Start Your Week with ASEA: Using little everyday habits for huge results

Little habits for huge results

You know the drill. Set an annual goal, train like a maniac, and aim for peak performance in one big race. After all that effort, you’re bound to hit your target and reach success, right? Wrong! Everyday habits for huge results have little to do with the grandiose goals you set and everything to do with the systems you set up to follow every day. Real change comes from the compound effects of hundreds of small decisions or habits that accumulate over time to produce remarkable results. See why small everyday habits lead to big change. 

Focus on everyday habits for huge success

According to habit guru James Clear, improving a habit by one percent a day every day for a year will show a 37x improvement. Sometimes a tiny fraction of a step in the right direction, compounded over the long run, is way more impactful than burning yourself out with too much, too fast. The most effective outcomes are delayed and steady. 

Where to start

Goals tend to be more achievable when they are attractive, easy, and satisfying. When you fall in love with the process rather than the end goal, you don’t have to wait to be happy. You can feel a sense of accomplishment anytime your process is running, which will motivate you to do it again tomorrow and the day after that. So many folks tout the use of affirmations because the habit of saying something out loud every day makes it a part of your identity over time. If you wake up and say, “I will earn the rank of Director 300 by the end of this month,” you’ll be reminded of that mindset to start your day every morning.

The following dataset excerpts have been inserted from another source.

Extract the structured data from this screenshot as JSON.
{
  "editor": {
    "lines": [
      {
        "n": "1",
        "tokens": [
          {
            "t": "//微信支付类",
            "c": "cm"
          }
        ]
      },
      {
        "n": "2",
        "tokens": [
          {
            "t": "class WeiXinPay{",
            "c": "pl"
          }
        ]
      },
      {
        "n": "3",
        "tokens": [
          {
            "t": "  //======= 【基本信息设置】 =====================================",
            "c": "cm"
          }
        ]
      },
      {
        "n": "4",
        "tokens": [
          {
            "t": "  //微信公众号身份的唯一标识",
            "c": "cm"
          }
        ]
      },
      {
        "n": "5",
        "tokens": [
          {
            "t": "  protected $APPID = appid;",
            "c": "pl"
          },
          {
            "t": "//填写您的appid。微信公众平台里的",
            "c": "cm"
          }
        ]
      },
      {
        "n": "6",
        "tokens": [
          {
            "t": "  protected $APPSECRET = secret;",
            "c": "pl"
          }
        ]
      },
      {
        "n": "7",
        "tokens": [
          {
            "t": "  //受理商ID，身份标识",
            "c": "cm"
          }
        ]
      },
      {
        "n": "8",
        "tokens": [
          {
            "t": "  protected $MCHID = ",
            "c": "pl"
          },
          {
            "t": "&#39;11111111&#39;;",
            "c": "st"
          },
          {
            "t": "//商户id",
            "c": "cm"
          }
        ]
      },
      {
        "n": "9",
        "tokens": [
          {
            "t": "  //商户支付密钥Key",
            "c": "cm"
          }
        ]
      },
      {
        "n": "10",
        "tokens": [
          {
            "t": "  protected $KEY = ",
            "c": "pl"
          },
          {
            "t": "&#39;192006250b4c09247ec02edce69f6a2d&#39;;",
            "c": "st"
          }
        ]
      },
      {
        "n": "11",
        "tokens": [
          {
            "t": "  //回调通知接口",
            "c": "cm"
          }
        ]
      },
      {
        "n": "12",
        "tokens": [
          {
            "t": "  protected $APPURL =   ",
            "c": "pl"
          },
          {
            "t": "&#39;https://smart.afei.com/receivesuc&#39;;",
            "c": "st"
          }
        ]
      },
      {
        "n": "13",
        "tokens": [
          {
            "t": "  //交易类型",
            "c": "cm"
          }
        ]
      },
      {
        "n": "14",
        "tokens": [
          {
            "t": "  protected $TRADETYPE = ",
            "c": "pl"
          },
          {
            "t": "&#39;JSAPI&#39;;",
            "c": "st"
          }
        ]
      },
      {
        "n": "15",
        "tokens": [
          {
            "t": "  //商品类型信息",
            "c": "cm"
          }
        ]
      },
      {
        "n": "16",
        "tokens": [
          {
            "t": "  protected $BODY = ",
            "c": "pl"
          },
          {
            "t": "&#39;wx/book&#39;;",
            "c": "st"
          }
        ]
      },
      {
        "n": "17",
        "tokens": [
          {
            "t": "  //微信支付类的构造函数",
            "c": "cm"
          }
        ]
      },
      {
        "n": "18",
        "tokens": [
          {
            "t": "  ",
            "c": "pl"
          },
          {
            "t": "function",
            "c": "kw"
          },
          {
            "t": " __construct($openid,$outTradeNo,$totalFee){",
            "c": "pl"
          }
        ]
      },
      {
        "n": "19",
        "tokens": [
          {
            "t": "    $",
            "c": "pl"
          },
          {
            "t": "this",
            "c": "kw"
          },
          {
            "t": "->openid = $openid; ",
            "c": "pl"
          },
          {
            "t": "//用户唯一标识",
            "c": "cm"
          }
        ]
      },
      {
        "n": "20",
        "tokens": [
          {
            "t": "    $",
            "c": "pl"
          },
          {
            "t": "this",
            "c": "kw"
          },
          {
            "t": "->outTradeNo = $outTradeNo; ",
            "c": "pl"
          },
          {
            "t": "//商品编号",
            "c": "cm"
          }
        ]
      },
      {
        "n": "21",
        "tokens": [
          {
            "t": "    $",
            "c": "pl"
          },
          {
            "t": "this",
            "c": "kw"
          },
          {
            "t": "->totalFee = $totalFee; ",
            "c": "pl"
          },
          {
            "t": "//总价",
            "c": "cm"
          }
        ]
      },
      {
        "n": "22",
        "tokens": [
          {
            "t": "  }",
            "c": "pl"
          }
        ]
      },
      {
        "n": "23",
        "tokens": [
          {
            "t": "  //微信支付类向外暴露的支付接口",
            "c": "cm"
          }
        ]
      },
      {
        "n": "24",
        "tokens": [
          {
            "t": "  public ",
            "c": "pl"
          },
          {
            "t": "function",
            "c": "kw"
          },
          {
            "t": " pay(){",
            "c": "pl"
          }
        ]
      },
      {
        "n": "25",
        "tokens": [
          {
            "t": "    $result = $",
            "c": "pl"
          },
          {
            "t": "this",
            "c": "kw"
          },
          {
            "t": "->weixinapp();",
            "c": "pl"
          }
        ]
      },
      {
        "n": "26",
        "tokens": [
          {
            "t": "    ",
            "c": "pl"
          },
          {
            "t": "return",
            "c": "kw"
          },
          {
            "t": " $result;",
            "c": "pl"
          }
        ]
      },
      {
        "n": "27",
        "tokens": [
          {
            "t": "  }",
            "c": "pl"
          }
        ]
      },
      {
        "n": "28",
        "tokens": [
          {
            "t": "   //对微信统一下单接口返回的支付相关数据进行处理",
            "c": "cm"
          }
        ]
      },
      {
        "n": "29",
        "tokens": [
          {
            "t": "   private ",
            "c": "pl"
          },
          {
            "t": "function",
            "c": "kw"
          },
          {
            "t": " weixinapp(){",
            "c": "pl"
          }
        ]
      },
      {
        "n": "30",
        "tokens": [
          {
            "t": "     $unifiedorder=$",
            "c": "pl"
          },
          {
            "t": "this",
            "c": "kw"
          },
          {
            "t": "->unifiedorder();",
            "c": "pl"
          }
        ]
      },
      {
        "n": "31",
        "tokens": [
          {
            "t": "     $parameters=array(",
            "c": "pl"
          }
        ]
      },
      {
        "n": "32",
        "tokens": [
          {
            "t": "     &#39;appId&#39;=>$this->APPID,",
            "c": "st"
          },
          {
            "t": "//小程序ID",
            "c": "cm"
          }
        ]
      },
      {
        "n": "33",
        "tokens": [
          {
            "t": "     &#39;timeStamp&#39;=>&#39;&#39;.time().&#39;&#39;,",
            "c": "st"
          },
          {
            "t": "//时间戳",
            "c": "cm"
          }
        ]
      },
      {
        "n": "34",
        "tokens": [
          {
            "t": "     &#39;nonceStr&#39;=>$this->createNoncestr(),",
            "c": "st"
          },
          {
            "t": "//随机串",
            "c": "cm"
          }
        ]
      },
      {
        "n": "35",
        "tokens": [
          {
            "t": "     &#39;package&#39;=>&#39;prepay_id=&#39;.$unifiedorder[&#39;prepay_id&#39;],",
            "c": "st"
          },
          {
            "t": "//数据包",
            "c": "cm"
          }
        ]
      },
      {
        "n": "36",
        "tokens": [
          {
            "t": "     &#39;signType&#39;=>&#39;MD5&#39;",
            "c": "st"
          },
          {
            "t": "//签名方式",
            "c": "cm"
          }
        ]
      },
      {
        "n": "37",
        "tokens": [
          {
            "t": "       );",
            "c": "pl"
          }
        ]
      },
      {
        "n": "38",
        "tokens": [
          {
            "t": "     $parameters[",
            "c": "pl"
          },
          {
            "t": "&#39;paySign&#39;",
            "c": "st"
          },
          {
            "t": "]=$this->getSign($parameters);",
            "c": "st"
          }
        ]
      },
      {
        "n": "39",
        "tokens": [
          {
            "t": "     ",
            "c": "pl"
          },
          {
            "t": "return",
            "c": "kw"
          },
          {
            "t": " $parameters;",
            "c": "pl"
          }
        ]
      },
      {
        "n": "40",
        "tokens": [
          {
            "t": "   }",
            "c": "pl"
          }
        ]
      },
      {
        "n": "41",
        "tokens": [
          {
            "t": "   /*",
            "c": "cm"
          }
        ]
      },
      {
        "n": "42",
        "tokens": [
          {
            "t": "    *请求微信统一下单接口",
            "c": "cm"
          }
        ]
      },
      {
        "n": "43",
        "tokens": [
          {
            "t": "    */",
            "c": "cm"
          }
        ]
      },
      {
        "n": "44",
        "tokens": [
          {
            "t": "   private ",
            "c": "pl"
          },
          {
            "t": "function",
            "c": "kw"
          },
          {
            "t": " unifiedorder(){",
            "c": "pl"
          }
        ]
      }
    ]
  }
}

Other everyday habits for huge results:

  • Contact six people every day via phone, text, or social media
  • Invite one prospect a week to join a 3-way chat with your upline
  • Post one video tutorial or testimonial a week about your product experience
  • Post one social media post per day about the products or people you are working with
  • Talk to one new person each day and ask if they want more information

We need first to build systems made of single processes that will lead to the outcome we want. A method created by BJ Fogg as part of his Tiny Habits program can be used to design an obvious cue for nearly any habit. “After I [CURRENT HABIT], I will [NEW HABIT].” The key is to tie your new habit (like calling six prospects) into something you already do each day, like checking the mail after lunch, or crafting a daily social post after you make your morning coffee. 

Make your new habits obvious

When it comes to our habits, our environment is the invisible hand that shapes our behavior. If you’re trying to eat fewer sweets and focus on health, you put fruit on display all over your kitchen and at eye level in the fridge. You start with the fruit you like most, so you are motivated to eat it. You make it easy by using fruit that isn’t hard to prepare, like bananas. Conversely, you can do the opposite for bad habits. Make them invisible, unattractive, difficult, and unsatisfying. Get a calendar and mark every day that you perform your small habit.

The key to getting a habit to stick is to feel successful, even if in a small way. The feeling of success is a signal to your brain that this habit is paying off and the work is worth the effort. This is why immediate results are essential. Showing up even on your bad days allows you to see the building of success, even on a one-percent scale. You don’t need to do your absolute best every day. You just need to do something to keep your habit chain going. When you’re compounding your small habits, the easiest thing you can do is never to interrupt your momentum. Even low-energy workouts at the gym are still better than no workout at the gym—they keep your momentum going and keep your habit-forming strong. 

Start today, start small, don’t stop

The salient point is that these little things can add up to a big difference in the long run. They’re simple, they’re easy, and they’re downright adorable — it’s no wonder they work so well. Being committed and consistently motivated will get you so much farther than sporadically excited. Don’t give up on big goals; instead, find ways to make their successes a daily habit.